L'IL-4 entraîne l'épuisement des CD8.+ Cellules CART
Journal : Nature Communications
Année : 2024
Les régimes riches en graisses pendant la grossesse entraînent des modifications de la méthylation de l'ADN et de l'expression des protéines dans le tissu pancréatique des descendants : une approche multi-omique.
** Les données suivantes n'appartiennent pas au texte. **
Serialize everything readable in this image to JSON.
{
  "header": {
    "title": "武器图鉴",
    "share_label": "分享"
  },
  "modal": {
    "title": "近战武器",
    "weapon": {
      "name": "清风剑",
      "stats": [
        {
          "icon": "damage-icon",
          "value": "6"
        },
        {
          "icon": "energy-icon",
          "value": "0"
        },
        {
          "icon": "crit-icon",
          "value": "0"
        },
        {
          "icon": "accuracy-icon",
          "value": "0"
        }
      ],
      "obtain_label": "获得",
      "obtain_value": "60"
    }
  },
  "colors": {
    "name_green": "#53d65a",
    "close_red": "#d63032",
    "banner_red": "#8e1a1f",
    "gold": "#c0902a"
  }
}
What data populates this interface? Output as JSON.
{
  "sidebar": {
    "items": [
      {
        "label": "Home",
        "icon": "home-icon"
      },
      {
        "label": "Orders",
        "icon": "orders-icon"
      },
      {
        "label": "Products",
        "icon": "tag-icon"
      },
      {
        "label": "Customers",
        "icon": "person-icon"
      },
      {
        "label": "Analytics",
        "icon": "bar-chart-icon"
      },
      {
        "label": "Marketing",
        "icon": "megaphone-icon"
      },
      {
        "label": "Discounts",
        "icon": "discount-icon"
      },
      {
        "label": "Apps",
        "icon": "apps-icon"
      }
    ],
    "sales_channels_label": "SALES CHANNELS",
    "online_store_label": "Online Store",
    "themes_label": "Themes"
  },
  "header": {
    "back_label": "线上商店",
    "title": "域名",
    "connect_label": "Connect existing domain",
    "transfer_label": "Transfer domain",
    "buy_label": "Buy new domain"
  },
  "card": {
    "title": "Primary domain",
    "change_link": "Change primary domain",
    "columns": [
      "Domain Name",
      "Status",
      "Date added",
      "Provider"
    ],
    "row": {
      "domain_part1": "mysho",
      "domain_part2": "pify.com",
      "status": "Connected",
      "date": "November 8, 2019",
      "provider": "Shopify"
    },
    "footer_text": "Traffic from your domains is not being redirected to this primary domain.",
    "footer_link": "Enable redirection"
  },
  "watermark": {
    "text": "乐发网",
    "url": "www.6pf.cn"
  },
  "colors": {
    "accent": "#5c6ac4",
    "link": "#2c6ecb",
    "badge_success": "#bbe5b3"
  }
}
Journal : Revue internationale des sciences moléculaires
Année : 2024
KMT2A s'associe au sous-complexe PHF5A-PHF14-HMG20A-RAI1 dans les cellules souches cancéreuses pancréatiques et régule épigénétiquement leurs caractéristiques.
Journal : Communications Nature
Année : 2023
L'hyperméthylation de l'ADN associée au cancer des cibles de Polycomb nécessite la double reconnaissance par DNMT3A de l'ubiquitination de l'histone H2AK119 et de la zone acide du nucléosome.
Journal : Science Advances
Année : 2024
L'expression paternelle monoallélique de type empreinte génomique détermine le sexe du poisson-chat à canal.
Journal : Science Advances
Année : 2022
Voir plus articles publiés par nos clients.